Notice that I’ve provided a manually-authored comment for each KPI Status formula name. In some cases, it’s not difficult to automate the collection of the KPI Status formulas. For example, if they are defined as scalar functions in a SQL Server database, it’s not difficult to generate a script outputting them to a text file. Additionally, metadata could be added as comments assisting ChatGPT with an understanding. For Python, it’s “pythonic” to include function and parameter descriptions inline with the code.

Parsing the Formulas

Now that ChatGPT has our KPI Status formulas, they need to be parsed into a table of formula elements. Such parsing code has been tricky to write and maintain, especially when many formats or languages are involved. But ChatGPT is actually quite good at parsing code.

Figure 2a-c shows the prompt to parse out the formulas (in three parts) into such a table.

Figure 2a – Prompt to ChatGPT asking it to parse out the KPI Status formulas.

There is an art to prompting an LLM. It’s really not much different from explaining to another person what it is we’re looking for. Note how I spelled out the columns. Additionally, we offer people examples, background, and even provide an outline of the possible steps.

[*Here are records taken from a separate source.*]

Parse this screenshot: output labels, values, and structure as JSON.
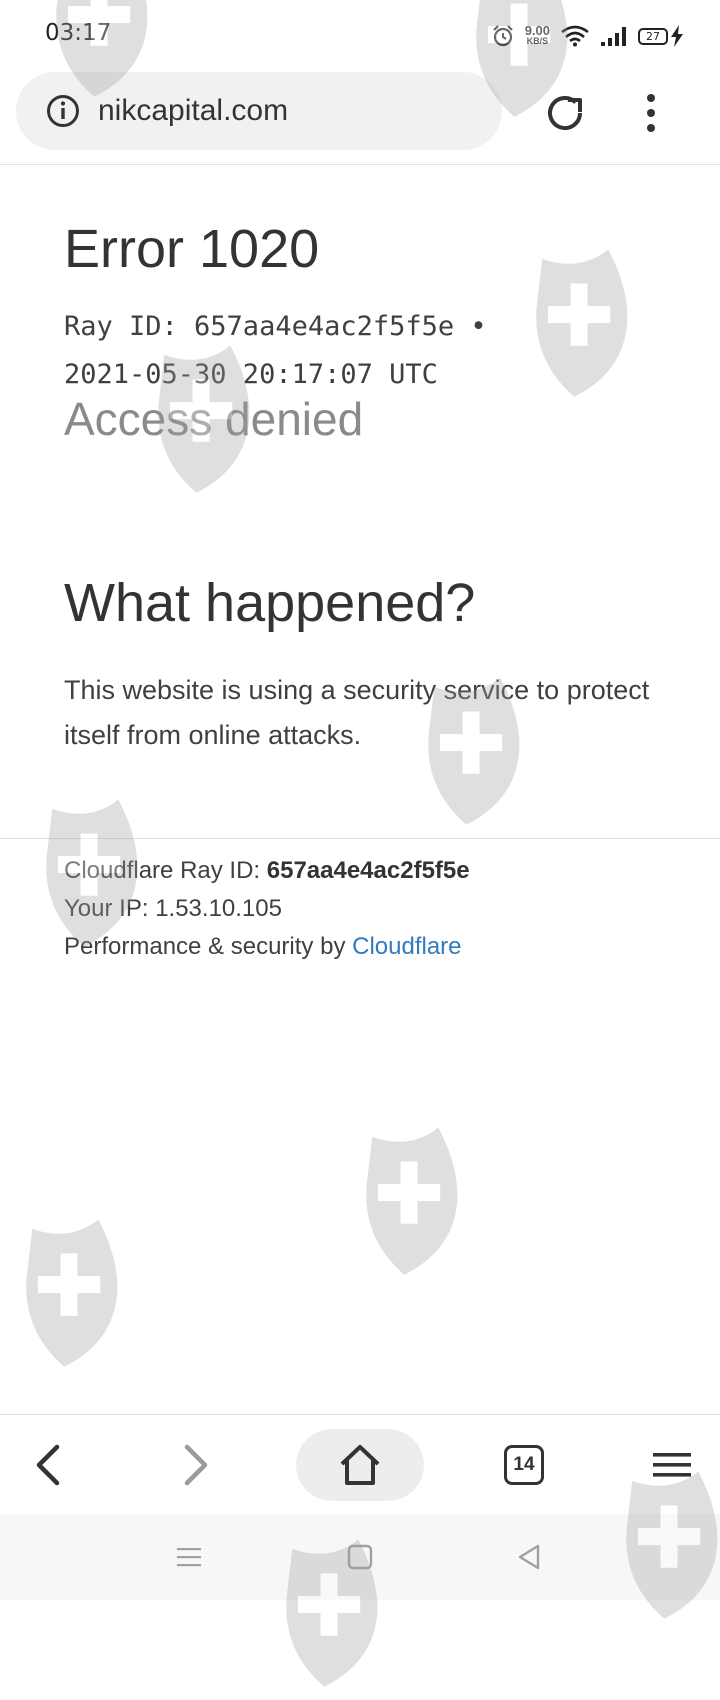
{
  "status_bar": {
    "time": "03:17",
    "net_speed_value": "9.00",
    "net_speed_unit": "KB/S",
    "battery": "27",
    "icons": [
      "alarm-icon",
      "wifi-icon",
      "signal-icon",
      "battery-icon",
      "charging-icon"
    ]
  },
  "browser": {
    "url": "nikcapital.com",
    "tab_count": "14",
    "icons": [
      "info-icon",
      "reload-icon",
      "more-vert-icon",
      "back-icon",
      "forward-icon",
      "home-icon",
      "tabs-icon",
      "menu-icon"
    ]
  },
  "page": {
    "error_title": "Error 1020",
    "ray_line1": "Ray ID: 657aa4e4ac2f5f5e •",
    "ray_line2": "2021-05-30 20:17:07 UTC",
    "access_denied": "Access denied",
    "what_happened": "What happened?",
    "explanation": "This website is using a security service to protect itself from online attacks.",
    "footer": {
      "ray_label": "Cloudflare Ray ID:",
      "ray_value": "657aa4e4ac2f5f5e",
      "ip_label": "Your IP:",
      "ip_value": "1.53.10.105",
      "perf_label": "Performance & security by",
      "perf_link": "Cloudflare"
    }
  },
  "colors": {
    "link": "#2f7bbf",
    "watermark": "#9e9e9e"
  }
}
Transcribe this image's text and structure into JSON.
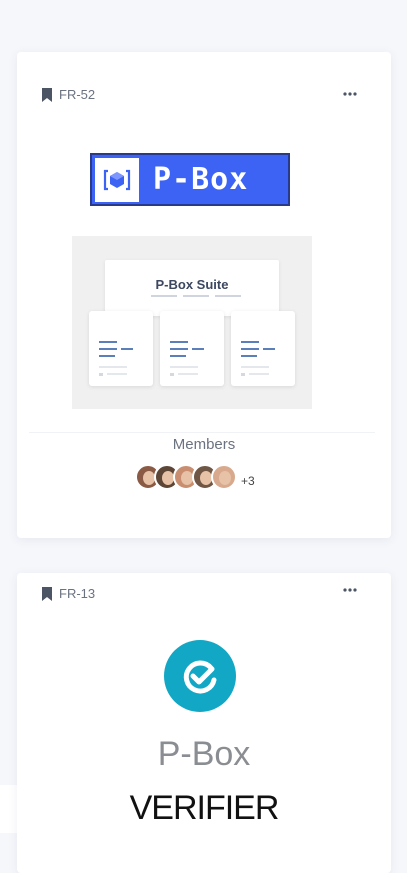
{
  "cards": [
    {
      "tag": "FR-52",
      "logo_text": "P-Box",
      "preview_title": "P-Box Suite",
      "members_label": "Members",
      "members_more": "+3",
      "avatar_colors": [
        "#8a5a44",
        "#5e4636",
        "#c98e6f",
        "#6f5645",
        "#d8a98c"
      ]
    },
    {
      "tag": "FR-13",
      "title": "P-Box",
      "subtitle": "VERIFIER"
    }
  ],
  "colors": {
    "logo_blue": "#3d63f5",
    "verifier_teal": "#12a7c4"
  }
}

Figure 2b is a prompt asking ChatGPT to create a second table of similar formula elements. I ask it to use its own intelligence to infer similarities between elements. These relationships are actually at the heart of the KPI Status Relationship Graph.

Figure 2b – Prompt asking ChatGPT to create a table of similar formula elements.

Similar formula elements include formula element pairs that are:

  • Sourced from the very same database table and column.
  • Could be referring to a what could be the same data, but they are from different sources. In this case, I ask it to use its intelligence to determine if that could be case and provide a probability.

The last part of the parsing prompt, Figure 2c, are instructions unique to the user. The first two parts (Figures 2a and 2b) are rather generic instructions.

Figure 2c- Prompt providing custom instructions.

The first instruction is a hint that SalesAmount is a calculated value – OrderQuantity * UnitPrice. Using AdventureworksDW alone, it might be too much of a stretch for ChatGPT to make that assumption itself.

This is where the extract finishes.